VC Pitch Email Builder

Write a cold email to a venture capitalist with traction and ask

Generate a concise VC cold email with a one-liner, traction metrics, why-now, team signal, and a specific ask for an intro call — assembled to stay under 200 words so investors actually read it.

How long should a VC cold email be?

Under 200 words, ideally closer to 120. Investors triage dozens of cold emails a day, so a tight email that leads with the one-liner and traction respects their time and gets read. Detail belongs in the deck you link, not the email body.

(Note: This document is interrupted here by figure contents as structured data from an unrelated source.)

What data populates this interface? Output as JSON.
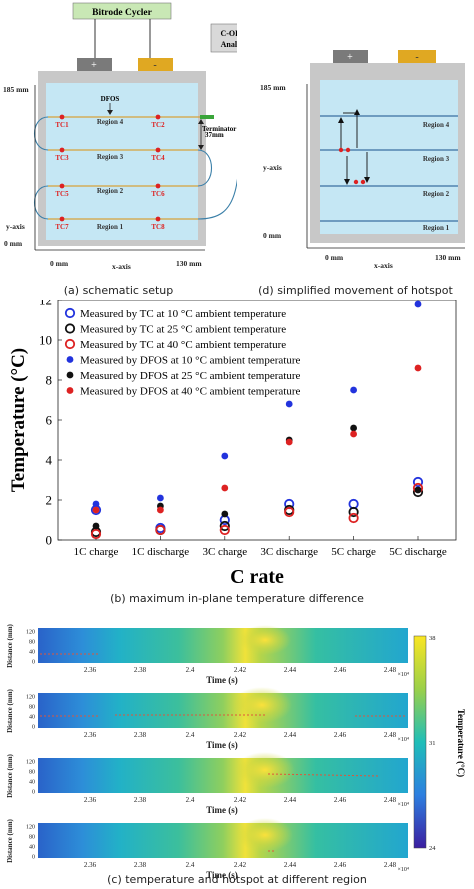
{
  "panel_a": {
    "cycler_label": "Bitrode Cycler",
    "analyser_label_1": "C-OFDR",
    "analyser_label_2": "Analyser",
    "plus": "+",
    "minus": "-",
    "y_top": "185 mm",
    "y_bottom": "0 mm",
    "y_axis": "y-axis",
    "x_left": "0 mm",
    "x_right": "130 mm",
    "x_axis": "x-axis",
    "dfos": "DFOS",
    "terminator": "Terminator",
    "gap": "37mm",
    "regions": [
      "Region 4",
      "Region 3",
      "Region 2",
      "Region 1"
    ],
    "tcs": [
      [
        "TC1",
        "TC2"
      ],
      [
        "TC3",
        "TC4"
      ],
      [
        "TC5",
        "TC6"
      ],
      [
        "TC7",
        "TC8"
      ]
    ],
    "caption": "(a) schematic setup"
  },
  "panel_d": {
    "plus": "+",
    "minus": "-",
    "y_top": "185 mm",
    "y_bottom": "0 mm",
    "y_axis": "y-axis",
    "x_left": "0 mm",
    "x_right": "130 mm",
    "x_axis": "x-axis",
    "regions": [
      "Region 4",
      "Region 3",
      "Region 2",
      "Region 1"
    ],
    "caption": "(d) simplified movement of hotspot"
  },
  "chart_data": {
    "type": "scatter",
    "title": "",
    "xlabel": "C rate",
    "ylabel": "Temperature (°C)",
    "categories": [
      "1C charge",
      "1C discharge",
      "3C charge",
      "3C discharge",
      "5C charge",
      "5C discharge"
    ],
    "ylim": [
      0,
      12
    ],
    "yticks": [
      0,
      2,
      4,
      6,
      8,
      10,
      12
    ],
    "legend_position": "top-left",
    "series": [
      {
        "name": "Measured by TC at 10 °C ambient temperature",
        "marker": "open",
        "color": "#2233dd",
        "values": [
          1.5,
          0.6,
          1.0,
          1.8,
          1.8,
          2.9
        ]
      },
      {
        "name": "Measured by TC at 25 °C ambient temperature",
        "marker": "open",
        "color": "#111111",
        "values": [
          0.4,
          0.5,
          0.7,
          1.5,
          1.4,
          2.4
        ]
      },
      {
        "name": "Measured by TC at 40 °C ambient temperature",
        "marker": "open",
        "color": "#dd2222",
        "values": [
          0.3,
          0.5,
          0.5,
          1.4,
          1.1,
          2.6
        ]
      },
      {
        "name": "Measured by DFOS at 10 °C ambient temperature",
        "marker": "filled",
        "color": "#2233dd",
        "values": [
          1.8,
          2.1,
          4.2,
          6.8,
          7.5,
          11.8
        ]
      },
      {
        "name": "Measured by DFOS at 25 °C ambient temperature",
        "marker": "filled",
        "color": "#111111",
        "values": [
          0.7,
          1.7,
          1.3,
          5.0,
          5.6,
          2.5
        ]
      },
      {
        "name": "Measured by DFOS at 40 °C ambient temperature",
        "marker": "filled",
        "color": "#dd2222",
        "values": [
          1.5,
          1.5,
          2.6,
          4.9,
          5.3,
          8.6
        ]
      }
    ],
    "caption": "(b) maximum in-plane temperature difference"
  },
  "heatmaps": {
    "ylabel": "Distance (mm)",
    "xlabel": "Time (s)",
    "xticks": [
      "2.36",
      "2.38",
      "2.4",
      "2.42",
      "2.44",
      "2.46",
      "2.48"
    ],
    "yticks": [
      "120",
      "80",
      "40",
      "0"
    ],
    "exponent": "×10⁴",
    "colorbar_label": "Temperature (°C)",
    "colorbar_ticks": [
      "38",
      "31",
      "24"
    ],
    "caption": "(c) temperature and hotspot at different region"
  }
}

Get past the investor inbox triage

Most VC cold emails fail not because the company is weak, but because the email is long, vague, and buries the ask. Investors decide in seconds. This builder assembles a tight, structured cold email — one-liner, traction, why-now, team, ask — and keeps a live word count so you stay under the threshold where emails actually get read.

How it works

The tool follows the structure experienced founders use for investor outreach. It opens with your personalised hook and a single-sentence description, leads with traction because numbers earn attention, adds a why-now line to convey urgency and timing, drops a short team-credibility signal, and closes with one specific, low-friction ask. It assembles these in the proven order and counts words so you can trim until the email is scannable in under thirty seconds. The subject line is generated from your one-liner so it previews the value before the email is even opened.

Tips and example

  • Replace the placeholder opening line with a real, specific reason you are emailing this investor — never send a generic intro.
  • Lead with your strongest metric. £40k MRR, growing 22% MoM beats three soft qualitative claims.
  • Make the ask a yes/no with a low cost: “15 minutes next week?” converts far better than “would love to chat sometime”.
  • Link your deck rather than attaching it; keep the body short and let the curious click through.